À partir de 1992, il est consultant scientifique auprès du commissaire fédéral aux archives de la Stasi. Ses principaux domaines de recherche sont la recherche du renseignement, les employés non officiels (IM), la principale administration de reconnaissance (HV A) du ministère de la Sécurité d'État (MfS), de l'espionnage et du renseignement psychologie. De 2003 jusqu'à sa dissolution en 2005, Müller-Enbergs dirige le groupe de recherche Rosenholz (de). En 2004, il dirige le service des relations publiques de l'Office de la protection de la Constitution de Brandebourg (de)[3].

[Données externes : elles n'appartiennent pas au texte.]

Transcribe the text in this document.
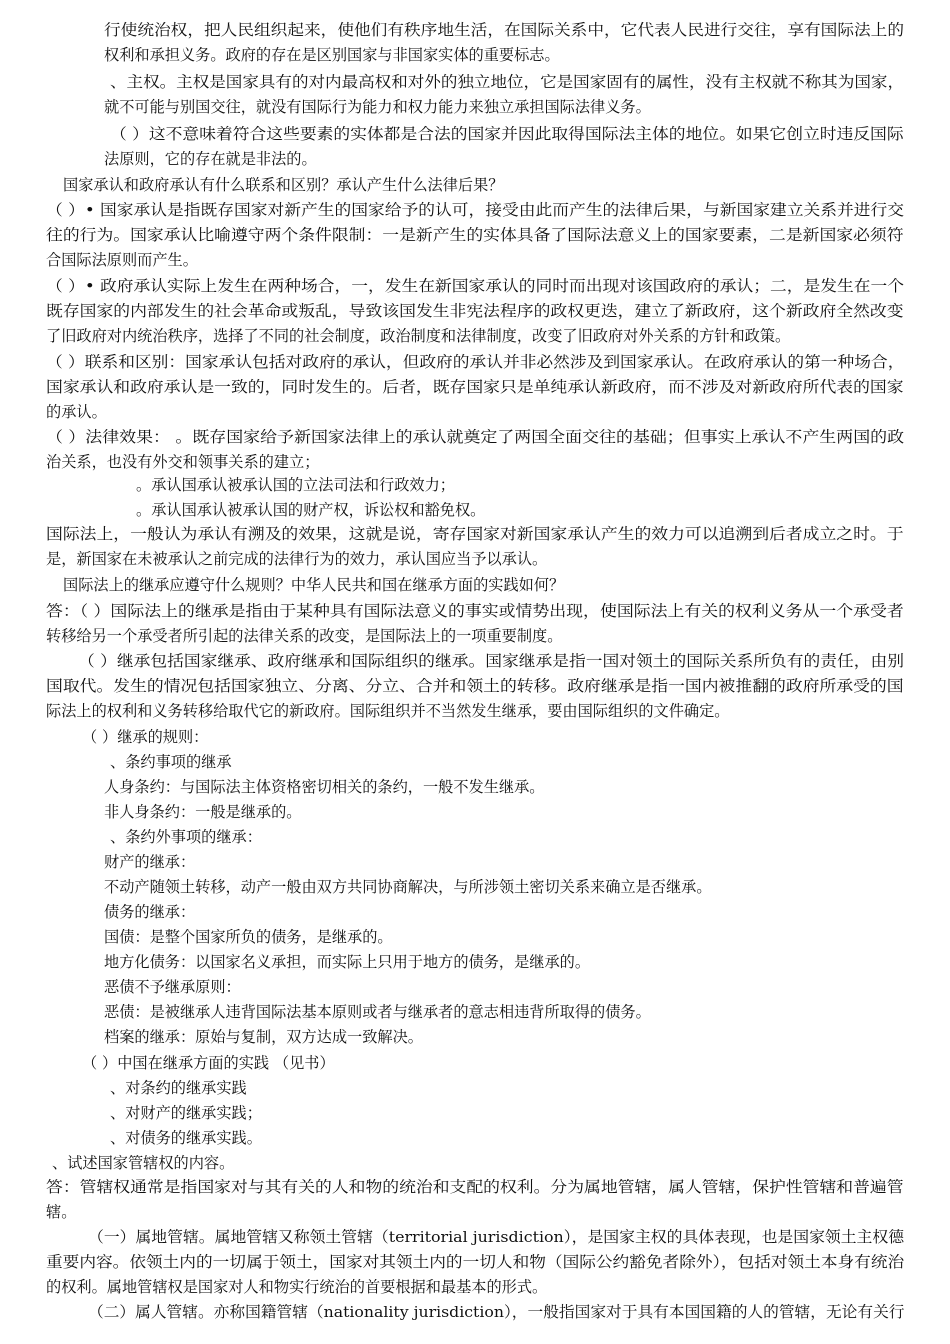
行使统治权，把人民组织起来，使他们有秩序地生活，在国际关系中，它代表人民进行交往，享有国际法上的
权利和承担义务。政府的存在是区别国家与非国家实体的重要标志。
、主权。主权是国家具有的对内最高权和对外的独立地位，它是国家固有的属性，没有主权就不称其为国家，
就不可能与别国交往，就没有国际行为能力和权力能力来独立承担国际法律义务。
（ ）这不意味着符合这些要素的实体都是合法的国家并因此取得国际法主体的地位。如果它创立时违反国际
法原则，它的存在就是非法的。
国家承认和政府承认有什么联系和区别？承认产生什么法律后果？
（ ）• 国家承认是指既存国家对新产生的国家给予的认可，接受由此而产生的法律后果，与新国家建立关系并进行交
往的行为。国家承认比喻遵守两个条件限制：一是新产生的实体具备了国际法意义上的国家要素，二是新国家必须符
合国际法原则而产生。
（ ）• 政府承认实际上发生在两种场合，一，发生在新国家承认的同时而出现对该国政府的承认；二，是发生在一个
既存国家的内部发生的社会革命或叛乱，导致该国发生非宪法程序的政权更迭，建立了新政府，这个新政府全然改变
了旧政府对内统治秩序，选择了不同的社会制度，政治制度和法律制度，改变了旧政府对外关系的方针和政策。
（ ）联系和区别：国家承认包括对政府的承认，但政府的承认并非必然涉及到国家承认。在政府承认的第一种场合，
国家承认和政府承认是一致的，同时发生的。后者，既存国家只是单纯承认新政府，而不涉及对新政府所代表的国家
的承认。
（ ）法律效果： 。既存国家给予新国家法律上的承认就奠定了两国全面交往的基础；但事实上承认不产生两国的政
治关系，也没有外交和领事关系的建立；
。承认国承认被承认国的立法司法和行政效力；
。承认国承认被承认国的财产权，诉讼权和豁免权。
国际法上，一般认为承认有溯及的效果，这就是说，寄存国家对新国家承认产生的效力可以追溯到后者成立之时。于
是，新国家在未被承认之前完成的法律行为的效力，承认国应当予以承认。
国际法上的继承应遵守什么规则？中华人民共和国在继承方面的实践如何？
答：（ ）国际法上的继承是指由于某种具有国际法意义的事实或情势出现，使国际法上有关的权利义务从一个承受者
转移给另一个承受者所引起的法律关系的改变，是国际法上的一项重要制度。
（ ）继承包括国家继承、政府继承和国际组织的继承。国家继承是指一国对领土的国际关系所负有的责任，由别
国取代。发生的情况包括国家独立、分离、分立、合并和领土的转移。政府继承是指一国内被推翻的政府所承受的国
际法上的权利和义务转移给取代它的新政府。国际组织并不当然发生继承，要由国际组织的文件确定。
（ ）继承的规则：
、条约事项的继承
人身条约：与国际法主体资格密切相关的条约，一般不发生继承。
非人身条约：一般是继承的。
、条约外事项的继承：
财产的继承：
不动产随领土转移，动产一般由双方共同协商解决，与所涉领土密切关系来确立是否继承。
债务的继承：
国债：是整个国家所负的债务，是继承的。
地方化债务：以国家名义承担，而实际上只用于地方的债务，是继承的。
恶债不予继承原则：
恶债：是被继承人违背国际法基本原则或者与继承者的意志相违背所取得的债务。
档案的继承：原始与复制，双方达成一致解决。
（ ）中国在继承方面的实践 （见书）
、对条约的继承实践
、对财产的继承实践；
、对债务的继承实践。
、试述国家管辖权的内容。
答：管辖权通常是指国家对与其有关的人和物的统治和支配的权利。分为属地管辖，属人管辖，保护性管辖和普遍管
辖。
（一）属地管辖。属地管辖又称领土管辖（territorial jurisdiction），是国家主权的具体表现，也是国家领土主权德
重要内容。依领土内的一切属于领土，国家对其领土内的一切人和物（国际公约豁免者除外），包括对领土本身有统治
的权利。属地管辖权是国家对人和物实行统治的首要根据和最基本的形式。
（二）属人管辖。亦称国籍管辖（nationality jurisdiction），一般指国家对于具有本国国籍的人的管辖，无论有关行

En 2007, il obtient son doctorat à l'Université de technologie de Chemnitz sous la direction d'Eckhard Jesse (de). En 2007/08, Müller-Enbergs est chercheur invité à l'Université du Michigan (États-Unis). En 2008/09, il est professeur invité à la Faculté des sciences humaines de l'Université du Danemark du Sud à Odense et y est professeur honoraire depuis 2010 . En 2011/12, il est professeur invité à la faculté d'histoire de l'Université de Gotland (de) à Visby (Suède). Depuis 2012, il y est également professeur honoraire[2],[4]. De 2015 à 2021 il est chef du contre-espionnage à l'Office de la protection de la Constitution de Berlin (de)[5]. De 1992 à 2019, Müller-Enbergs est - en congé temporaire - assistant de recherche du commissaire fédéral aux archives de la Stasi[2],[5].

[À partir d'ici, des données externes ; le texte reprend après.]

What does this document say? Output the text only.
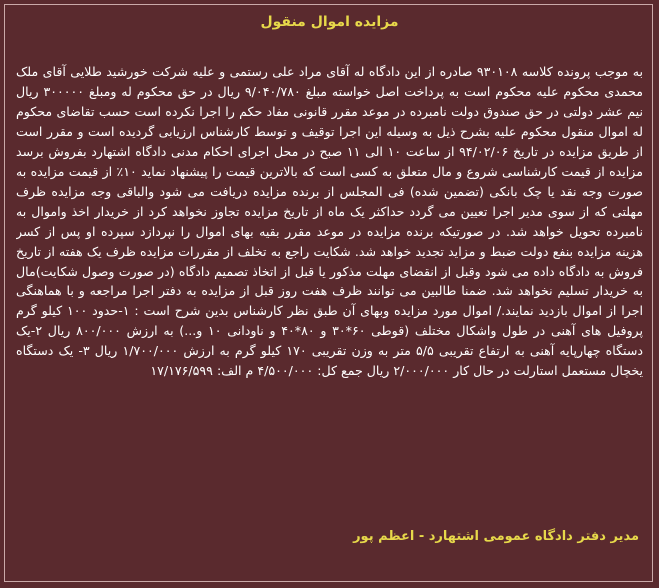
مزایده اموال منقول
به موجب پرونده کلاسه ۹۳۰۱۰۸ صادره از این دادگاه له آقای مراد علی رستمی و علیه شرکت خورشید طلایی آقای ملک محمدی محکوم علیه محکوم است به پرداخت اصل خواسته مبلغ ۹/۰۴۰/۷۸۰ ریال در حق محکوم له ومبلغ ۳۰۰۰۰۰ ریال نیم عشر دولتی در حق صندوق دولت نامبرده در موعد مقرر قانونی مفاد حکم را اجرا نکرده است حسب تقاضای محکوم له اموال منقول محکوم علیه بشرح ذیل به وسیله این اجرا توقیف و توسط کارشناس ارزیابی گردیده است و مقرر است از طریق مزایده در تاریخ ۹۴/۰۲/۰۶ از ساعت ۱۰ الی ۱۱ صبح در محل اجرای احکام مدنی دادگاه اشتهارد بفروش برسد مزایده از قیمت کارشناسی شروع و مال متعلق به کسی است که بالاترین قیمت را پیشنهاد نماید ۱۰٪ از قیمت مزایده به صورت وجه نقد یا چک بانکی (تضمین شده) فی المجلس از برنده مزایده دریافت می شود والباقی وجه مزایده ظرف مهلتی که از سوی مدیر اجرا تعیین می گردد حداکثر یک ماه از تاریخ مزایده تجاوز نخواهد کرد از خریدار اخذ واموال به نامبرده تحویل خواهد شد. در صورتیکه برنده مزایده در موعد مقرر بقیه بهای اموال را نپردازد سپرده او پس از کسر هزینه مزایده بنفع دولت ضبط و مزاید تجدید خواهد شد. شکایت راجع به تخلف از مقررات مزایده ظرف یک هفته از تاریخ فروش به دادگاه داده می شود وقبل از انقضای مهلت مذکور یا قبل از اتخاذ تصمیم دادگاه (در صورت وصول شکایت)مال به خریدار تسلیم نخواهد شد. ضمنا طالبین می توانند ظرف هفت روز قبل از مزایده به دفتر اجرا مراجعه و با هماهنگی اجرا از اموال بازدید نمایند./ اموال مورد مزایده وبهای آن طبق نظر کارشناس بدین شرح است : ۱-حدود ۱۰۰ کیلو گرم پروفیل های آهنی در طول واشکال مختلف (قوطی ۶۰*۳۰ و ۸۰*۴۰ و ناودانی ۱۰ و...) به ارزش ۸۰۰/۰۰۰ ریال ۲-یک دستگاه چهارپایه آهنی به ارتفاع تقریبی ۵/۵ متر به وزن تقریبی ۱۷۰ کیلو گرم به ارزش ۱/۷۰۰/۰۰۰ ریال ۳- یک دستگاه یخچال مستعمل استارلت در حال کار ۲/۰۰۰/۰۰۰ ریال جمع کل: ۴/۵۰۰/۰۰۰ م الف: ۱۷/۱۷۶/۵۹۹
مدیر دفتر دادگاه عمومی اشتهارد - اعظم پور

Müller-Enbergs est marié et a deux fils avec sa femme Cornelia "Conny" Enbergs[6].
Publications
En 1996, Müller-Enbergs est co-auteur de l'expertise des autorités sur Gregor Gysi pour la commission de l'immunité (de) du Bundestag. Sa publication avec Cornelia Jabs dans les Deutschland Archiv (de) révèle le policier de Berlin-Ouest Karl-Heinz Kurras en tant que membre du SED et Stasi IM "Otto Bohl"[7]. Bien que le chef du département de recherche de l'autorité des archives de la Stasi ait approuvé l'essai pour l'impression par écrit, les autorités l'avertissent alors[8]. Müller-Enbergs poursuit avec succès pour faire retirer cet avertissement de son dossier personnel[9]. En 2014, il écrit un rapport sur Anetta Kahane dans son travail en tant que Stasi IM "Victoria".
Adhésions
Depuis 2010, Müller-Enbergs est membre élu de la commission d'examen des membres du parlement de l'État de Brandebourg pour la coopération avec le MfS et de la commission d'enquête "Examen de l'histoire et des conséquences de la dictature du SED" (de) et de la transition vers un État constitutionnel démocratique dans l'État de Brandebourg.